Discipline: Computer Sciences and Information Management
Subcategory: Computer Science & Information Systems
Pedro Ledesma - California State University Dominguez Hills
Co-Author(s): Dr.Bin Tang, Dr.Mohsen Beheshti
Data centers are becoming increasingly popular for their flexibility and processing capabilities in the modern computing environment. With datacenter networks increasing in size, full-bandwidth connectivity between all pairs of servers is becoming difficult and expensive to scale. Therefore, a fat tree is an important implementation for a datacenter because looking at it from a bandwidth perspective, this topology has identical bandwidth at any bisections and each layer has the same aggregated bandwidth. As for the money side, a fat tree topology can be built by using cheap devices with static capacity where each port supports same speed as end host and all devices can transmit at line speed if packets are distributed uniform along available paths.
In this paper, we discuss the implementation of a fat tree topology in a SDN cloud data center called CloudSimDN. This framework is put through a series of use cases to send packets of different data sizes to and from a specific pair of virtual machines using different scenarios of bandwidth and workloads between links. These use-cases demonstrate the effectiveness that a tree topology can have on energy consumption and transmission time when a packet has to travel through certain links to get to its destination node. CloudSimSDN is only tested through a tree topology, this is not a realistic topology for a real-world data center design. The fat tree is used for its non-blocking nature, providing many redundant paths between any 2 hosts.

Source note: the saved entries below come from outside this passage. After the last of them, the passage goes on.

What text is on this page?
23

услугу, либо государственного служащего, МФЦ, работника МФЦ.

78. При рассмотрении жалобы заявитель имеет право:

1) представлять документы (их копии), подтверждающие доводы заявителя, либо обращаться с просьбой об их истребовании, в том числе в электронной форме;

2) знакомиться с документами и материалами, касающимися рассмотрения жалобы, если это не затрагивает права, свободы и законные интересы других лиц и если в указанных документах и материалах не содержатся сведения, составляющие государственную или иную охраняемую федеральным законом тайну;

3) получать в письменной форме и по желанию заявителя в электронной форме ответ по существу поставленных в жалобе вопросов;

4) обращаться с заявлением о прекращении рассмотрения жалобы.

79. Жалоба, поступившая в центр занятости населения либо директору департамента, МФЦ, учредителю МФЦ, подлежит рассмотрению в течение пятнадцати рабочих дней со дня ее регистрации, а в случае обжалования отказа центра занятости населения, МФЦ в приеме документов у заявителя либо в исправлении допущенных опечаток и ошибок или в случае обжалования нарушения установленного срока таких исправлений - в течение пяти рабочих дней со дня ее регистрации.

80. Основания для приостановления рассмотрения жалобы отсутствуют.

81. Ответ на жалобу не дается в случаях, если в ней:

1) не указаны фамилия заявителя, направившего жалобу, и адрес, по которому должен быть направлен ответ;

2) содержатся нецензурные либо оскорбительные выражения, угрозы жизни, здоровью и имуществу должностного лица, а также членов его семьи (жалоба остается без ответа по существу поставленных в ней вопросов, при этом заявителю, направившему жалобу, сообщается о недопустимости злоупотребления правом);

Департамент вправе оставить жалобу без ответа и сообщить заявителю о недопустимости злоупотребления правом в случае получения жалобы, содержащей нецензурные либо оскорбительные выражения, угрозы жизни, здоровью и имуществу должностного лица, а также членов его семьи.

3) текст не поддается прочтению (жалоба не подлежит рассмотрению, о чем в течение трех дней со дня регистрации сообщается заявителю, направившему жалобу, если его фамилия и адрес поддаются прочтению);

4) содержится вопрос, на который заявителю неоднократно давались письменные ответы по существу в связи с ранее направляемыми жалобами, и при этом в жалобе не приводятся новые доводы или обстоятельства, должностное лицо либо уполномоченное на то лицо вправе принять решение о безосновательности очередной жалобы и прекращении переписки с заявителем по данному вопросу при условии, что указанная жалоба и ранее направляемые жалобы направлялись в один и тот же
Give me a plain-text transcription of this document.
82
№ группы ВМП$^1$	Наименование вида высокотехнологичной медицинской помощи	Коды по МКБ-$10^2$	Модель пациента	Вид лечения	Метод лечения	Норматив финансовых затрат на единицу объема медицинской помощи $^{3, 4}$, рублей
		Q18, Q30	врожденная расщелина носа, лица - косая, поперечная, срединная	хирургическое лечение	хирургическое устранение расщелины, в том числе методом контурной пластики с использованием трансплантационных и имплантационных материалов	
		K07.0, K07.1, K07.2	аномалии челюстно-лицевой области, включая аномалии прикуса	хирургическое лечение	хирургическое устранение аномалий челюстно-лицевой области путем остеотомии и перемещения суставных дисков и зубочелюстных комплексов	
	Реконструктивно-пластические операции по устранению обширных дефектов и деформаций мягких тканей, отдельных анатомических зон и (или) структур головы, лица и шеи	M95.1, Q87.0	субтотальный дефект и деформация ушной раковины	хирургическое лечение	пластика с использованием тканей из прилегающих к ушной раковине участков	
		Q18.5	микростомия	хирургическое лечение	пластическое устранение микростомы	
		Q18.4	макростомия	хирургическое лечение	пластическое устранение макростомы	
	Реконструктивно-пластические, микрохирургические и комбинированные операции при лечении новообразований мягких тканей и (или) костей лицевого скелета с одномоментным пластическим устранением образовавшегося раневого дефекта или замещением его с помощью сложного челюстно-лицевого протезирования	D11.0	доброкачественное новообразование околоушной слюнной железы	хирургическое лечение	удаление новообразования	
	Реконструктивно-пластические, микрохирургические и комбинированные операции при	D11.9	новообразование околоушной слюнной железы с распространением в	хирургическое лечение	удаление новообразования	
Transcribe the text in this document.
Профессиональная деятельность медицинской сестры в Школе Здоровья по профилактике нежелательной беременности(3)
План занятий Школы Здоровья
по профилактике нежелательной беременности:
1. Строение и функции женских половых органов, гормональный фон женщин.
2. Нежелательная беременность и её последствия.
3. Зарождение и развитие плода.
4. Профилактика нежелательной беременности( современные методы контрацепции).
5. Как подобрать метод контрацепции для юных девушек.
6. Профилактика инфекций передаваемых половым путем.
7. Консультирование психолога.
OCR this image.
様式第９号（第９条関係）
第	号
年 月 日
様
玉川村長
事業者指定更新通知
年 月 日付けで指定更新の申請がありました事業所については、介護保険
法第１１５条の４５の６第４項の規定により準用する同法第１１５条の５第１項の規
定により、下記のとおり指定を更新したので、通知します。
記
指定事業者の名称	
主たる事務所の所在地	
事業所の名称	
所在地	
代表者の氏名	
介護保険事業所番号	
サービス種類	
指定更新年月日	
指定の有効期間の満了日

This paper utilizes CloudSimSDN, a simulation framework for SDN-enabled cloud environments based on CloudSim. The type of fat tree that is used in these use cases is a K-ary fat tree. Which is a three-layer physical topology (edge, aggregation and core), where each pod consists of (k/2)2 servers and 2 layers of k/2 k-port switches. Each edge switch connects to k/2 servers and k/2 aggregate switches. Each aggregate switch connects to k/2 edge & k/2 core switches. Each (k/2)2 core switches connects to k pods. A virtual topology is also used in order to place virtual machines in their respective host. Both the physical topology and virtual topology are in JSON format. In order to make this simulation happen, we also need a CSV workload file which will generate traffic to be able to analyze the results of this topology.
Since this fat tree enables full bisection bandwidth at level of the topology, it is predicted that all packet transfers will occur with no complications. We will utilize best-fit and worst-fit VM allocation algorithms in order to fully optimize our fat tree topology and determine which one can produce better results. We will measure the amount of energy used for a packet to go from a source node to the destination node along with the transmission time as well.
The reason for the implementation of the fat tree topology is because common data center designs do come with their faults. One of the biggest faults that common data center designs have is oversubscription. This is where connecting multiple devices to the same switch port to optimize the switch use. This can cause multiple devices connected to the same switch port to contend for that port?s bandwidth, resulting in poor response time. This is why a fat tree topology is a better design for datacenter since it stays consistent when it comes to bandwidth and eliminates congestion. In our future work we want to be able to create VM replication. This where a virtual machine on the network is replicated and placed in the physical machine that is closest to the source virtual machine. This is very efficient because instead of the workloads traveling throughout the network for a specific node, it will be able to travel to the closest physical machine and therefore use less energy.
Funder Acknowledgement(s): National Science Foundation
Faculty Advisor: Bin Tang, email@example.com
Role: I did all the research, my mentor and advisor would lend me a hand when I would get stuck but this was all done by me.